ÇOK SİSTEMLİ VE STRATEJİK BİR TERÖRLE MÜCADELE ORTAYA KOYMAK LAZIM

'PKK’ye destek veren vermeyen vatandaşları ayrıştıran bir süreç mi gözlemliyorsunuz?' sorusu üzerine Vural, şunları kaydetti: “Tehlikeli bir süreç olduğu kanaatindeyiz. Bu çerçevede özellikle Doğu ve Güneydoğu'da çözüm sürecinin milli birlik ve kardeşlik projesi olduğunu söyleyenler bugün maalesef bu bölgede PKK terör örgütünde yapılan müzakerelerin aslında gönülden kopuşu ve aynı zamanda da bölgeden kopuşu nasıl etkilediğini ortaya koymakta. Son derece dikkatli olmak lazım. Bir terör örgütü ile mücadele ederken terör örgütü ile mücadelede, halkın terörle mücadelede yanında olmasını temin etmek lazım. Hükümet PKK terör örgütü ile müzakere ederken halkı PKK terör örgütünün kucağına itmiştir. Adeta PKK'yı halkı temsil edecek noktaya götürmüşlerdir. Bu da geldiğimiz bu safhada son derece Adalet ve Kalkınma Partisi'nin yanlış politikalarından oluşmuştur. Çok sistemli ve stratejik bir terörle mücadele ortaya koymak lazım. Uluslararası seviyede meydana gelen gelişmelerin Türkiye üzerinde muhtemel yansımaları doğrultusunda pozisyon almalar olabilir. Suriye’nin kuzeyinde PKK ve PYD egemenlik alanı oluştuğu bir paylaşım planının yürürlüğe konulduğu bir ortam içerisinde Irak’ın kuzeyinin Irak’tan ayrılmasının gündeme geldiği bir süreç içerisinde oynanan bu oyunların Türkiye’nin milli birliği ve güveniliği için ciddi bir tehdit oluşturduğu açık ve nettir. Hükümet meseleyi bütün boyutlarıyla ele alacak kapsamlı bir terörle mücadele stratejisi ele koymalıdır.”

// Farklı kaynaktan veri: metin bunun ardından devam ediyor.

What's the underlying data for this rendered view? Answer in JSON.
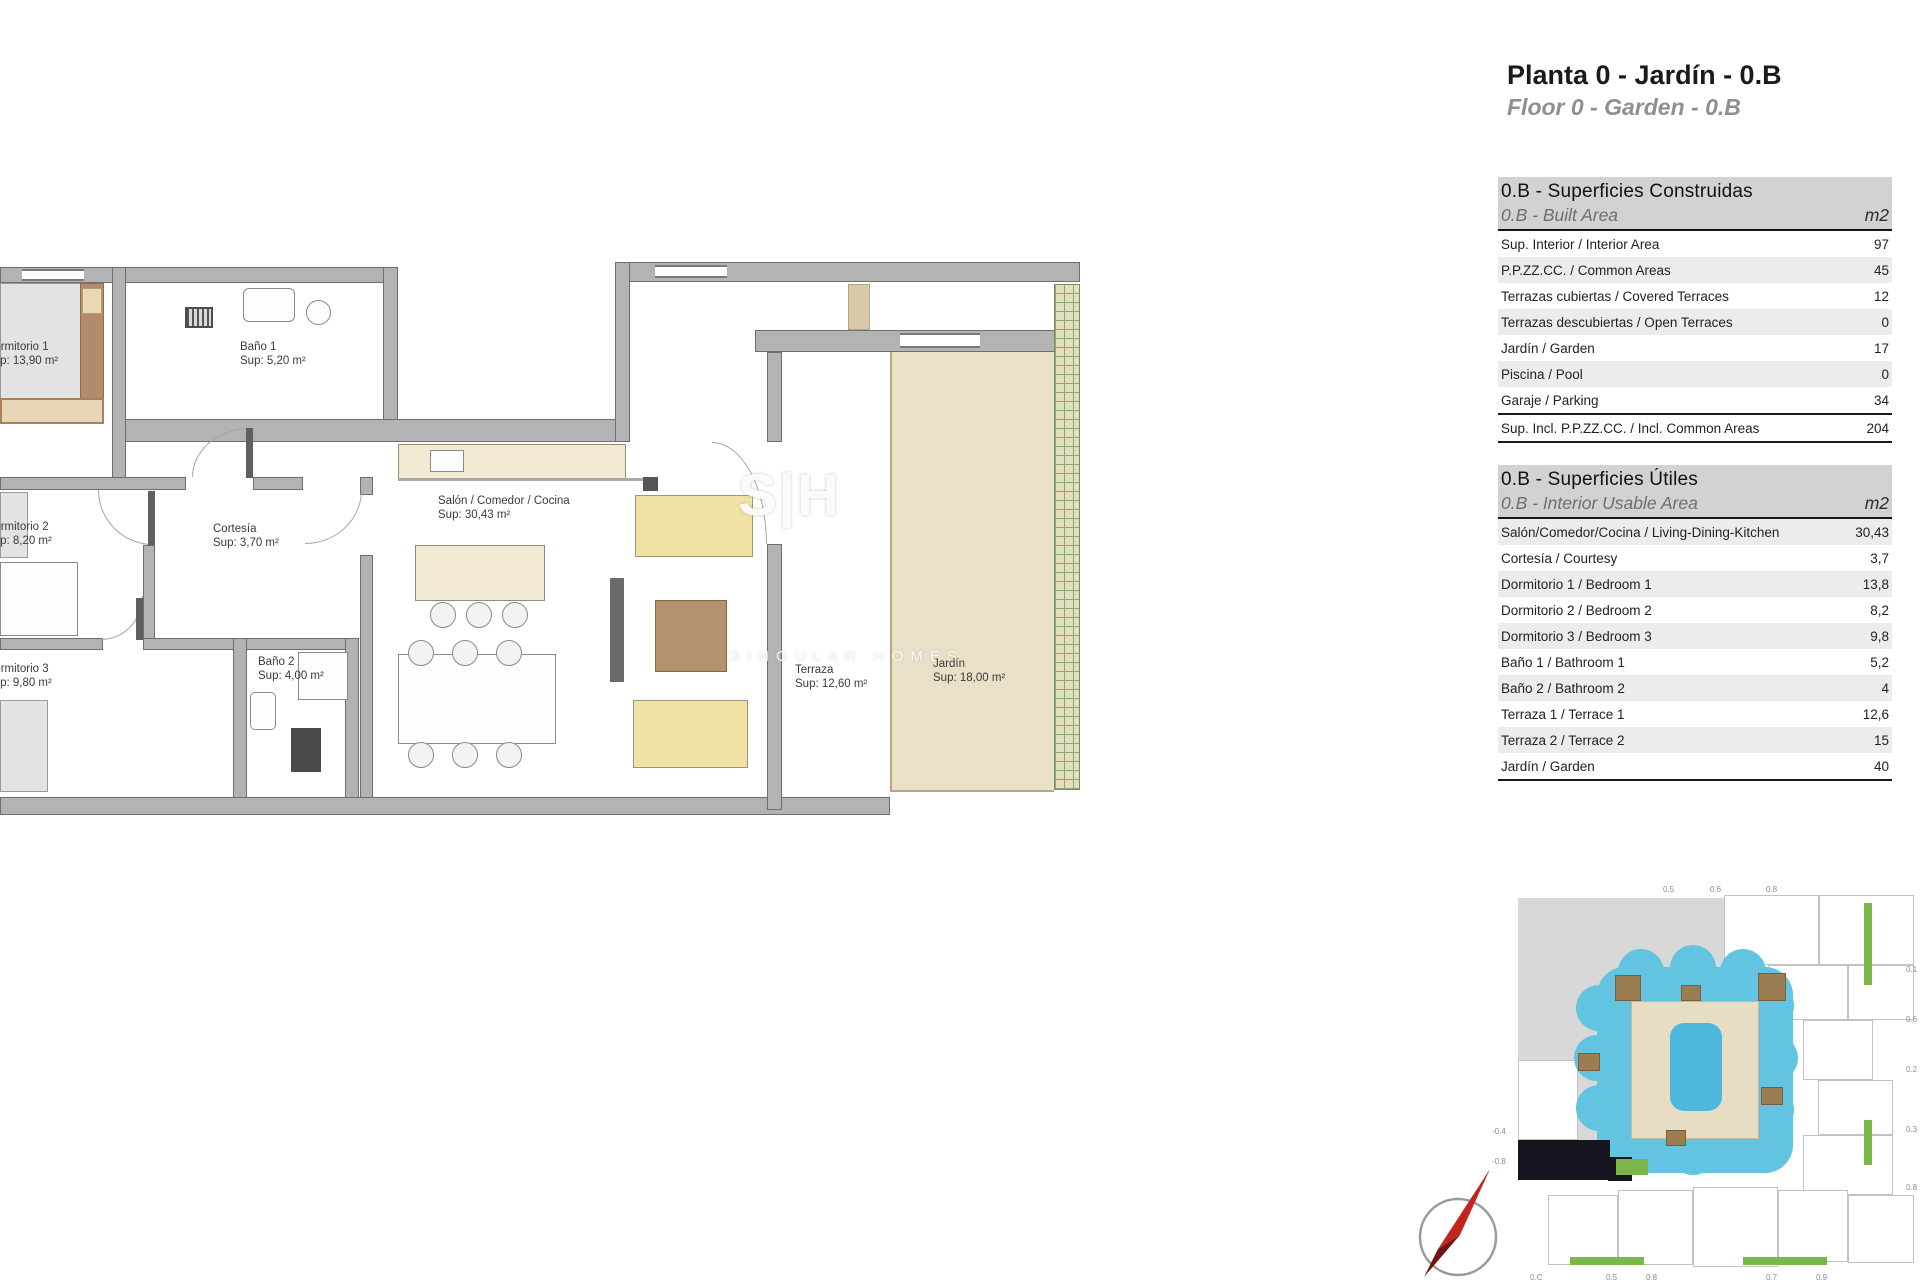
{
  "header": {
    "title": "Planta 0 - Jardín - 0.B",
    "subtitle": "Floor 0 - Garden - 0.B"
  },
  "tables": {
    "built": {
      "title_es": "0.B - Superficies Construidas",
      "title_en": "0.B - Built Area",
      "unit": "m2",
      "rows": [
        {
          "label": "Sup. Interior / Interior Area",
          "value": "97"
        },
        {
          "label": "P.P.ZZ.CC. / Common Areas",
          "value": "45"
        },
        {
          "label": "Terrazas cubiertas / Covered Terraces",
          "value": "12"
        },
        {
          "label": "Terrazas descubiertas / Open Terraces",
          "value": "0"
        },
        {
          "label": "Jardín / Garden",
          "value": "17"
        },
        {
          "label": "Piscina / Pool",
          "value": "0"
        },
        {
          "label": "Garaje / Parking",
          "value": "34"
        },
        {
          "label": "Sup. Incl. P.P.ZZ.CC. / Incl. Common Areas",
          "value": "204"
        }
      ]
    },
    "usable": {
      "title_es": "0.B - Superficies Útiles",
      "title_en": "0.B - Interior Usable Area",
      "unit": "m2",
      "rows": [
        {
          "label": "Salón/Comedor/Cocina / Living-Dining-Kitchen",
          "value": "30,43"
        },
        {
          "label": "Cortesía / Courtesy",
          "value": "3,7"
        },
        {
          "label": "Dormitorio 1 / Bedroom 1",
          "value": "13,8"
        },
        {
          "label": "Dormitorio 2 / Bedroom 2",
          "value": "8,2"
        },
        {
          "label": "Dormitorio 3 / Bedroom 3",
          "value": "9,8"
        },
        {
          "label": "Baño 1 / Bathroom 1",
          "value": "5,2"
        },
        {
          "label": "Baño 2 / Bathroom 2",
          "value": "4"
        },
        {
          "label": "Terraza 1 / Terrace 1",
          "value": "12,6"
        },
        {
          "label": "Terraza 2 / Terrace 2",
          "value": "15"
        },
        {
          "label": "Jardín / Garden",
          "value": "40"
        }
      ]
    }
  },
  "plan": {
    "rooms": {
      "dormitorio1": {
        "name": "Dormitorio 1",
        "area": "Sup: 13,90 m²"
      },
      "banio1": {
        "name": "Baño 1",
        "area": "Sup: 5,20 m²"
      },
      "dormitorio2": {
        "name": "Dormitorio 2",
        "area": "Sup: 8,20 m²"
      },
      "cortesia": {
        "name": "Cortesía",
        "area": "Sup: 3,70 m²"
      },
      "salon": {
        "name": "Salón / Comedor / Cocina",
        "area": "Sup: 30,43 m²"
      },
      "dormitorio3": {
        "name": "Dormitorio 3",
        "area": "Sup: 9,80 m²"
      },
      "banio2": {
        "name": "Baño 2",
        "area": "Sup: 4,00 m²"
      },
      "terraza": {
        "name": "Terraza",
        "area": "Sup: 12,60 m²"
      },
      "jardin": {
        "name": "Jardín",
        "area": "Sup: 18,00 m²"
      }
    },
    "watermark": {
      "logo": "S|H",
      "text": "SINGULAR HOMES"
    }
  },
  "siteplan": {
    "labels_top": [
      "0.5",
      "0.6",
      "0.8"
    ],
    "labels_right": [
      "0.1",
      "0.6",
      "0.2",
      "0.3",
      "0.8"
    ],
    "labels_left": [
      "-0.4",
      "-0.8"
    ],
    "labels_bottom": [
      "0.C",
      "0.5",
      "0.8",
      "0.7",
      "0.9"
    ]
  },
  "colors": {
    "wall_gray": "#b3b3b3",
    "counter_tan": "#f2e9d3",
    "garden_tan": "#e9e0c8",
    "sofa_yellow": "#f1e2a4",
    "pool_blue": "#62c4e0",
    "unit_highlight_black": "#15151f",
    "landscape_green": "#7ab648",
    "compass_red": "#c0251f"
  }
}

BARZANİ EFENDİYE ŞUNU SORMAK LAZIM IRAK’IN KUZEYİNDE PKK VAR MI, YOK MU?

Başka bir gazetecinin, 'Barzani’nin medyada yer alan PKK’ya, KCK’ya sert eleştirileri var, halkı göçe zorladınız şeklinde. Samimiyet itibariyle nasıl değerlendirirsiniz?' sorusuna Vural, şu karşılığı verdi: “Nasıl samimi görebiliriz. Barzani efendiye şunu sormak lazım. Irak’ın kuzeyinde PKK var mı, yok mu? Lojistik destek sağlıyor musun, sağlamıyor musun? Oradaki terör örgütü yönetilirken terör örgütü mensupları teröristler ülkemize saldırırken sen ne yapıyordun? Bu tamamen KCK ve KDP’nin kendi içlerindeki bir rekabetin bir dışa yansımasıdır. Ama işi açık olan Barzani’nin tavrı da Türkiye’ye zarar veriyor, PKK’nın tavrı da Türkiye’ye zarar veriyor. Al birini, vur ötekisine. Türkiye’de bu olan bitenden bir sonuç çıkartıp kendine sempati oluşturmak için bu ifadeleri kullanıyorsa önce kendi egemenlik alanı oluşturduğu bölgede PKK terör örgütünün varlığına karşılık neden kılını kıpırdatmadığını ortaya koyması lazım. Bu durumda IŞİD terör örgütünü görenler PKK terör örgütünü niye görmüyorlar? Böyle bir iş birliği yapılacaksa teröre karşı senin teröristin, benim teröristim demeden top yekün terörle mücadele edecek bir konsepti dile getirmek lazım. Anlaşılan o ki, Barzani Irak’ın kuzeyinde kendi aralarındaki çatışmayı Türkiye üzerinden yürütmeye çalışıyor.”